2021 iPhone models are expected to feature 120Hz and lower power consumption
- This year’s Pro iPhone models may come equipped with 120Hz LTPO displays.
- Apple is reportedly looking to contract a new display manufacturer to help supply these displays.
- Apple’s first 120Hz ProMotion displays shipped in the 2017 iPad Pro.
Rumors of the long awaited first 120Hz iPhone debut have gone around for over a year now, and we may finally have something to show of it. Apple’s primary display suppliers Samsung and LG are currently in the process of converting parts of their production line to produce LTPO OLED panels, according to MacRumors (reliability: 79.17%). The two companies are expected to finish the conversion from LTPS to LTPO in the first quarter of 2021, although it has been predicted that LTPO production could be delayed due to the added steps in the development process. The two manufacturers supply most of Apple's displays, and could be producing 120Hz iPhone displays as we speak. However, Apple may be enlisting the help of another manufacturer to aide in the production of these next-gen displays; BOE Display.
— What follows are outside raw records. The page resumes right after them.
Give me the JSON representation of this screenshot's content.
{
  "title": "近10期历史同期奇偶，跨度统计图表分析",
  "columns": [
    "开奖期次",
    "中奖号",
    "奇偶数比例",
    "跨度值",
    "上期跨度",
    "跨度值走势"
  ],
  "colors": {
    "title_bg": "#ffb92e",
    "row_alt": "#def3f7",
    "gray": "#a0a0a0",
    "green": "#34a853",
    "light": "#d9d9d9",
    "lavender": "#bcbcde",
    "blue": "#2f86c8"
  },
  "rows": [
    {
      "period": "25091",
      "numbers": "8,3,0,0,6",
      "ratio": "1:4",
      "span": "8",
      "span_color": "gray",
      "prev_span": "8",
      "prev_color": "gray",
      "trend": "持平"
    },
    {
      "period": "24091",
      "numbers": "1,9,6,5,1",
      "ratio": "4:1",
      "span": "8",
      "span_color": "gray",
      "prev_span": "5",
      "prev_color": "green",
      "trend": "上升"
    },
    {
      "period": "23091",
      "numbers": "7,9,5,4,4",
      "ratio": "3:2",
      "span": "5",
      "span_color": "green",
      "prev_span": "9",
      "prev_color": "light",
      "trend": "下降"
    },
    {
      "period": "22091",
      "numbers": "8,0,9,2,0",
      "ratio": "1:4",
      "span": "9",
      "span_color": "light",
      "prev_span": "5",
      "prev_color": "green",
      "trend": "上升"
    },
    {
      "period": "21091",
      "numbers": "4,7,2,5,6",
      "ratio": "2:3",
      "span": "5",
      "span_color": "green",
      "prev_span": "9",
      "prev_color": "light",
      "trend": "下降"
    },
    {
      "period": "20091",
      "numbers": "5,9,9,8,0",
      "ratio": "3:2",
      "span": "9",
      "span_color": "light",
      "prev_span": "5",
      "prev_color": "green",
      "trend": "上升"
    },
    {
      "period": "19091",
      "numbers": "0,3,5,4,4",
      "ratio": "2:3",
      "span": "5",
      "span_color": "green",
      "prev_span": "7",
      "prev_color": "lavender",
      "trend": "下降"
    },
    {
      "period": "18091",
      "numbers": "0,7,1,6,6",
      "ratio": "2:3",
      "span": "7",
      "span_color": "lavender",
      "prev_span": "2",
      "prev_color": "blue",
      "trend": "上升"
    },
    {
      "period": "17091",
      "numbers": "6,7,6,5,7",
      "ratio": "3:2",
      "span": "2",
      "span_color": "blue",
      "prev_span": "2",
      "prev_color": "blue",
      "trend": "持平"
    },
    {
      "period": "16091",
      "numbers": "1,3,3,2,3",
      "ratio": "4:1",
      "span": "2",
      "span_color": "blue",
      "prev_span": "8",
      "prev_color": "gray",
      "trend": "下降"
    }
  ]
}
Allegedly, Apple is planning to add Chinese display manufacturer BOE to their list of display suppliers for LTPO displays. BOE is known to have repeatedly failed quality control tests, however they have supposedly added a new Apple dedicated section to one of their plants in China and been given the full go-ahead by Apple. Although the news of 120Hz iPhones isn't new, this gives us some insight into how Apple will be able to ship tens of millions of state of the art screens.
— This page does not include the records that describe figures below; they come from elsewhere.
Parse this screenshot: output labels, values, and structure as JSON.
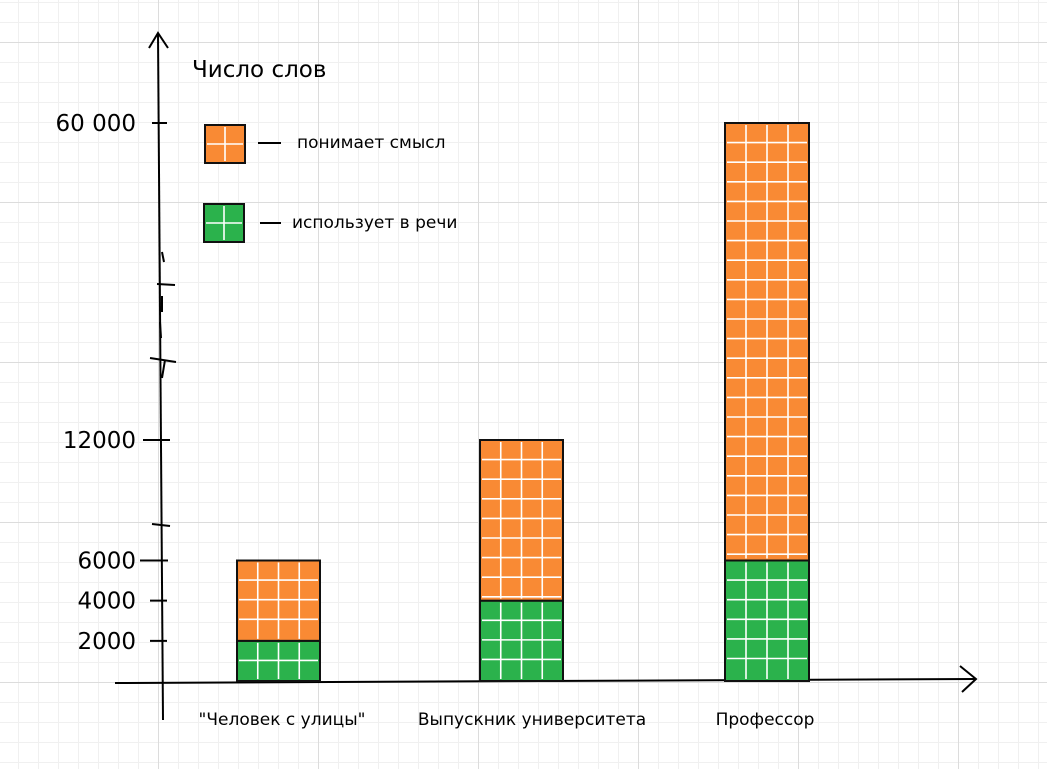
{
  "chart_data": {
    "type": "bar",
    "stacked": true,
    "title": "Число слов",
    "ylabel": "Число слов",
    "xlabel": "",
    "categories": [
      "\"Человек с улицы\"",
      "Выпускник университета",
      "Профессор"
    ],
    "series": [
      {
        "name": "использует в речи",
        "values": [
          2000,
          4000,
          6000
        ],
        "color": "#2bb24c"
      },
      {
        "name": "понимает смысл",
        "values": [
          4000,
          8000,
          54000
        ],
        "color": "#f98a34"
      }
    ],
    "yticks": [
      "2000",
      "4000",
      "6000",
      "12000",
      "60 000"
    ],
    "ytick_values": [
      2000,
      4000,
      6000,
      12000,
      60000
    ],
    "y_axis_break": true,
    "legend_position": "top-left",
    "grid": true
  },
  "colors": {
    "understands": "#f98a34",
    "uses": "#2bb24c",
    "stroke": "#111111"
  }
}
Assuming Apple has ironed out any potential issues when it comes to part sourcing, there may be another problem for them at hand: How does a phone with a display leading the industry in speed, brightness and accuracy last through a day? It appears Apple may have a solution. This year’s iPhone Pro models will reportedly have 15 to 20 percent reduced power consumption to go alongside the new displays, keeping the need for frequent charging at a minimum. If reports are to be believed, this power consumption is also helped by the upcoming A15 Bionic chip that will power all of the brand new handsets. While better power efficiency is beneficial to a phone in general, notoriously power hungry OLED displays may need this bump in battery. This reduced power consumption could also allow for Apple's premier always on display, which popular leaker Max Weinbach believes will feature in the 2021 iPhone line. Whether or not we see any of these features ship in this year's iPhones, the rumor of a robust 120Hz LPTO OLED display supply chain creates hope for more devices with these stunning screens.